We recognise that many local authorities have difficult relations with the courts on these matters. We have published a booklet, Getting the Best out of the Courts, with a view to encouraging better contact between local authorities and the courts. We feel that perhaps there is fault on both sides in getting it right. After that paean of praise for the judicial process, I am sad to see the Judicial Benches empty this evening. It would have been a rare opportunity to see a smile on the faces of noble and learned Lords. On many occasions I have seen the opposite.
There are difficulties at a practical level with some of these amendments. Amendments Nos. 263ZAD and 263ZAE in particular give local authorities two bites at the cherry when seeking an eviction. We feel that cannot be fair. Where a local authority loses its case in court on one ground, surely it cannot be equitable for the court to be allowed to consider repossession on another ground which is so similar. Amendments Nos. 263ZAF and 263ZAG seem to us not to be even-handed. For example, any damage to property in the locality is defined as serious anti-social behaviour. Of course, mindless vandalism must be punished, but we feel that eviction for any damage goes too far.
As the noble Earl, Lord Russell, has said, a boy who plays football and breaks a window will fall foul of the clause. Under the proposal a family could be evicted because of that damage. The court could not take mitigating circumstances into account. There must be countless other examples of minor, possibly unintentional, damage that could lead to families losing their homes. That would not be fair to tenants. Our package of measures to deal with anti-social behaviour in the social rented sector is a strong one which is designed to cover all aspects of such behaviour.
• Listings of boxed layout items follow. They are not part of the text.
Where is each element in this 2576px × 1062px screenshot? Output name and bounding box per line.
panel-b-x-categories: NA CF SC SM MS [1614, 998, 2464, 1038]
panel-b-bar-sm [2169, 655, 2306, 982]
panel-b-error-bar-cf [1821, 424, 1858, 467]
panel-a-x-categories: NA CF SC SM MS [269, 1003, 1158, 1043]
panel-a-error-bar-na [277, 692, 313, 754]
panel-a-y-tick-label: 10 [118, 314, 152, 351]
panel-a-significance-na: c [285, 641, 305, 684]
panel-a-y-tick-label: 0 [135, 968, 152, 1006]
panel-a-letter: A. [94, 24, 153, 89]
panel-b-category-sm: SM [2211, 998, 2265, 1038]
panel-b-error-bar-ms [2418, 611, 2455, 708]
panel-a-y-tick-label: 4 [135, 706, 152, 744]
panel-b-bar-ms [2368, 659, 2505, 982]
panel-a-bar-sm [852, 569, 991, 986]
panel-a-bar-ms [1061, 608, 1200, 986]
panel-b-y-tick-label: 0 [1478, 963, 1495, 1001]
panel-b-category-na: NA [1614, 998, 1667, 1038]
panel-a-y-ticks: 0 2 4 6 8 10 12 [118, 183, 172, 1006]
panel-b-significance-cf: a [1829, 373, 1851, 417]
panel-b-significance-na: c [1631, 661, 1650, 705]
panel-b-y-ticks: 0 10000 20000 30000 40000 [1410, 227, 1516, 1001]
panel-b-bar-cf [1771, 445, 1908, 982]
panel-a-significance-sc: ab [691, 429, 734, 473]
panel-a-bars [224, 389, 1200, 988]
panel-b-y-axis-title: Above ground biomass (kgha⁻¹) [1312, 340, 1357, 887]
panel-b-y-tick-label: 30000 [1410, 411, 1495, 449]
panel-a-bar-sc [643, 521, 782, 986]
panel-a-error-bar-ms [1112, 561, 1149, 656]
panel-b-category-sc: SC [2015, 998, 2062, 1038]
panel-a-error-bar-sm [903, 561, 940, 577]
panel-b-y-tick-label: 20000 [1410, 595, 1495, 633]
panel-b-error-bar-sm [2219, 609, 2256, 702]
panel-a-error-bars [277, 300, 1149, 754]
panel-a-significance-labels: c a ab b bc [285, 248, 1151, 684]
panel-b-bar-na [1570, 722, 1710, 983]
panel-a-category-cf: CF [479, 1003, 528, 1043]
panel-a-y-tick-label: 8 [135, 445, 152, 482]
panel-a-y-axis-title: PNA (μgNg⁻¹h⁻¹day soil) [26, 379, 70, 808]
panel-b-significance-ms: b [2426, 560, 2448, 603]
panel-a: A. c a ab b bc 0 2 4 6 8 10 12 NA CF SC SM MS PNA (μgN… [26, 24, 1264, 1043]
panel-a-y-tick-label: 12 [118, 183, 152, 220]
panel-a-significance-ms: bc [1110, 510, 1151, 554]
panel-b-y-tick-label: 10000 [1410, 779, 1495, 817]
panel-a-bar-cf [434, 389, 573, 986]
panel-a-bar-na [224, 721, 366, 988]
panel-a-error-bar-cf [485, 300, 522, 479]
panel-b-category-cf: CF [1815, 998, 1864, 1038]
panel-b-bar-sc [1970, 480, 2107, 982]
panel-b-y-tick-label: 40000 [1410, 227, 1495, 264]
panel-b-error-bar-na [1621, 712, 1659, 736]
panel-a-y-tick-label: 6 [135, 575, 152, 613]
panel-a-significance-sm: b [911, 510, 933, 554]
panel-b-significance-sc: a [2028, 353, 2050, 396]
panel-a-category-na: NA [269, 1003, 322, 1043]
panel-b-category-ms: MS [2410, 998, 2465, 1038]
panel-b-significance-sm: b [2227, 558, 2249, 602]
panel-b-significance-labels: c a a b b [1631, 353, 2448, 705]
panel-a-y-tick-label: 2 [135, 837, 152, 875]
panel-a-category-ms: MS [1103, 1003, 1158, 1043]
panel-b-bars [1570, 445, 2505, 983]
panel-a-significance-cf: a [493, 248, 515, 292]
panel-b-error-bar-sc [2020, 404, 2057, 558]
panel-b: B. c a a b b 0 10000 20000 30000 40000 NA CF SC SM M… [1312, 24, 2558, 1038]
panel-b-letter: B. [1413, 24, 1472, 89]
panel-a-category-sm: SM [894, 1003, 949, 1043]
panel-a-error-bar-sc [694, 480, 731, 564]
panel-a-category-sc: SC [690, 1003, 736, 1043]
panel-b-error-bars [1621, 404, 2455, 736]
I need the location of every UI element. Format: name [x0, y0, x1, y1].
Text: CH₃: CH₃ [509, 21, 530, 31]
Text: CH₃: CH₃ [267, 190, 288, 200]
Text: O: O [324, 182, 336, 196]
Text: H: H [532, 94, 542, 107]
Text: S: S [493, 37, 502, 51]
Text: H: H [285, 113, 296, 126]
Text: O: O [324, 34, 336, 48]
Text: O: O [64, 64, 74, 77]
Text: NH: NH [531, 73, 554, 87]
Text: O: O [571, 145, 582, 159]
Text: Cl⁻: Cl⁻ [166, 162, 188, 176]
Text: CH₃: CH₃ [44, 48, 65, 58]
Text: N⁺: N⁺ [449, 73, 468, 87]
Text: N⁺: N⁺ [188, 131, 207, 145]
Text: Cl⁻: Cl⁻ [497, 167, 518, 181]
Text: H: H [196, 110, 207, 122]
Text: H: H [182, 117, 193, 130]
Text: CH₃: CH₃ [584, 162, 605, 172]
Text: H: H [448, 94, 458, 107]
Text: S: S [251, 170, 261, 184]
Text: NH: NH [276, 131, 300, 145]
I am aware that on occasions judges appear reluctant to grant possession orders, but I do not believe that the answer lies in cutting out the judiciary by giving mandatory grounds for possession; rather, it should be approached in other ways. One of these is the general raising of the profile of the issue, making judges aware of the deleterious effect that all anti-social behaviour can have on a community. More particularly, we are impressed by the work of the noble and learned Lord, Lord Woolf, as part of the Commission on Access to Justice, which recognises the unique nature of possession cases on the grounds of serious anti-social behaviour and the need to organise the civil justice system to deal with these matters as effectively as possible when they come before the courts. We expect to hear something from the noble and learned Lord on these subjects next month.
I hope, with the considerable comfort that I trust I have been able to give to the noble Baroness, that we are addressing the problems which she has identified in so far as we can without being unfair to tenants and that she will feel able to withdraw her amendments.